In disposing of phosphoric acid waste, simply neutralizing the waste with caustic and sending it to a wastewater treatment plant (WWTP) often is not an option because the resulting phosphate salts are soluble in water and the total amount of phosphate that can be discharged from the WWTP is strictly controlled for environmental reasons. Incineration methods are sometimes used, but they can be expensive and generally do not allow recovery of the phosphate content.
A number of years ago we implemented an alternative method involving reaction of phosphoric acid with hydrated or “slaked” lime (Ca(OH)2 particles slurried in water) to precipitate calcium phosphate solids.
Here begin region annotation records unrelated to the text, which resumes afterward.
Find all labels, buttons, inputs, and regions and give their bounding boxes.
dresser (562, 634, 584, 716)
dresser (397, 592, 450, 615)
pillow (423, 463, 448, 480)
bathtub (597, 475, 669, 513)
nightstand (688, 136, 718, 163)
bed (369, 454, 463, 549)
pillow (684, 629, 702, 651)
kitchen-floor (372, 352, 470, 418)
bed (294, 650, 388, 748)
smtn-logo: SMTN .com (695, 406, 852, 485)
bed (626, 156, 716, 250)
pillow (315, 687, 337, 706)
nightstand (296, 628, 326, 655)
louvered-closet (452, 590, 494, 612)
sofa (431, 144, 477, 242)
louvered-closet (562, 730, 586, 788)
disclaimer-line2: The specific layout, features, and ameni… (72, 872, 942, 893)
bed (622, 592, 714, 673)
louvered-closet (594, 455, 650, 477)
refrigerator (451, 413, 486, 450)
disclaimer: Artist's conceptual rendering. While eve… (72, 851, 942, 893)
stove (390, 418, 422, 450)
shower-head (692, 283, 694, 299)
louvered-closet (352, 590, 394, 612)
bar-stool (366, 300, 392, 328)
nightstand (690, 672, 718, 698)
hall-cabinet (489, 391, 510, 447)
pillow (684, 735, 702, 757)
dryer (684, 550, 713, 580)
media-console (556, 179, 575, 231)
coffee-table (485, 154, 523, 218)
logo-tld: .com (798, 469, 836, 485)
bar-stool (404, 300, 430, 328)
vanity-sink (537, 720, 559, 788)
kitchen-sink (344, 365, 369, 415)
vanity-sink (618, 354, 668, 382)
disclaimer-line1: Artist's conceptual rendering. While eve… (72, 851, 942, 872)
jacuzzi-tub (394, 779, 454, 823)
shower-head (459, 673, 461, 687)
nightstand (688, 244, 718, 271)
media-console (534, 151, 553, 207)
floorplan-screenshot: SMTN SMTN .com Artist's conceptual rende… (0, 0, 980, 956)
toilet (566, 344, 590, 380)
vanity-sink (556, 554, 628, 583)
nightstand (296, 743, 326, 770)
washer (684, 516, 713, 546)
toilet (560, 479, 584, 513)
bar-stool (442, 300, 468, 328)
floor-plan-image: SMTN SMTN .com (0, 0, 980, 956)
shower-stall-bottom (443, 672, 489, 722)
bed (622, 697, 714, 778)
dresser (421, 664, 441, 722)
The processing scheme involved adding slaked lime to a batch of phosphoric acid in a stirred tank, and filtration of calcium phosphate solids from the resulting slurry; we opted for batch operation as it fit well into the specialty chemicals plant where the phosphoric acid waste was generated. Because calcium phosphate solids are only sparingly soluble in water at neutral pH, the filtrate from this process could be sent to the WWTP. The low product solubility not only allowed removal of more than 95% of the phosphate present in the feed, but also made the task of building large, filterable particles challenging. This article explains why and illustrates the importance of understanding and controlling solute supersaturation levels in a crystallization operation.
Chemistry and product solubility
The mix of calcium phosphate reaction products generated depends upon the ion speciation — that is, the type of ions present in solution, whether Ca2+, H2PO4-, HPO42-, or PO43-, among others. This depends upon pH and also upon whether the products of the various possible calcium phosphate reactions are fairly soluble and able to undergo further reaction in solution, or only sparingly soluble. A review of the literature [1, 2] indicates that hydroxyapatite, Ca10 (PO4)6(OH)2, is the primary product obtained at alkaline conditions, while dicalcium phosphate dihydrate, CaHPO4•2H2O, is the primary product at pH 2-4 and temperatures below 80°C. We focused our efforts on crystallizing CaHPO4•2H2O. Understanding the reaction product’s solubility behavior in the mother liquor is critical to understanding supersaturation, the driving force for crystallization. Figure 1 illustrates the solubility/dissociation behavior of CaHPO4•2H2O in water at pH 2-5 and 37°C, as estimated from solubility isotherms reported by Elliott . Solubility decreases rapidly above a pH of about 2.5. This corresponds to the pKd value of the dissociation constant for that compound. At pH 7, the solubility of CaHPO4•2H2O is about 150 ppm.
Promoting crystal growth
The relationship between nucleation and growth provides the basis for understanding the conditions needed to promote crystal growth. For dicalcium phosphate, the supersaturation level can be expressed as:
where g denotes the activity coefficients for the ions in solution, [Ca2+] and [HPO42-] are the concentrations of ions in the supersaturated solution, and Ksp is the solubility product, which equals [Ca2+][HPO42-] at equilibrium at the given solution conditions. The numerator is the ionic activity in the supersaturated solution and the denominator represents thermodynamic equilibrium.
The nucleation rate often is defined as the number of crystals produced per unit time per unit volume of crystallizer. It generally follows a power-law relationship such that Nucleation Rate µsn(2).
The rate of crystal growth, often expressed as a change in a characteristic crystal dimension per unit time, is generally a more-linear function of supersaturation. For this reason, the growth of existing crystals will dominate nucleation at supersaturation levels below a certain critical level [3-6].
General control strategy. For the purpose of producing large, easily filtered crystals, control of a batch crystallization operation can be viewed in terms of initiating a nucleation event followed by controlling a growth period. The control strategy involves manipulating the operating variables that affect the rate at which supersaturation is generated — so as to first nucleate a small population of crystals and then grow those crystals with minimal additional nucleation. The approach to building large crystals is also relevant to producing higher purity crystals. How a given crystallization process is operated to generate supersaturation will depend upon the particular application and may include slow change in temperature, evaporation of solvent, addition of an anti-solvent, or reaction of reagents to generate a product concentration in excess of the product’s solubility in the mother liquor, as in the present example. After nucleation, supersaturation should be kept at a level that minimizes or at least reduces to an acceptable extent the nucleation of additional crystals.
Techniques to avoid high supersaturation. In carrying out precipitation reactions, special care is needed to limit as much as possible the generation of high localized supersaturation levels at the reagent feed point. In the example, the base is added to the reactor as a slurry of Ca(OH)2 particles suspended in water, so Ca(OH)2 particle size, the available solid surface area, and mass transfer to and from the solid surface — as well as the chemical kinetics and product solubility — play a role in generating supersaturation. (For discussions of the general kinetic aspects of solid/liquid reactive crystallization processes, see Refs. 7 and 8.) In general, the supersaturation level at the feed point may be minimized by improving circulation (without generating too much shear), using dilute reagents, slowing down the reagent addition rate, and operating under conditions that increase product solubility.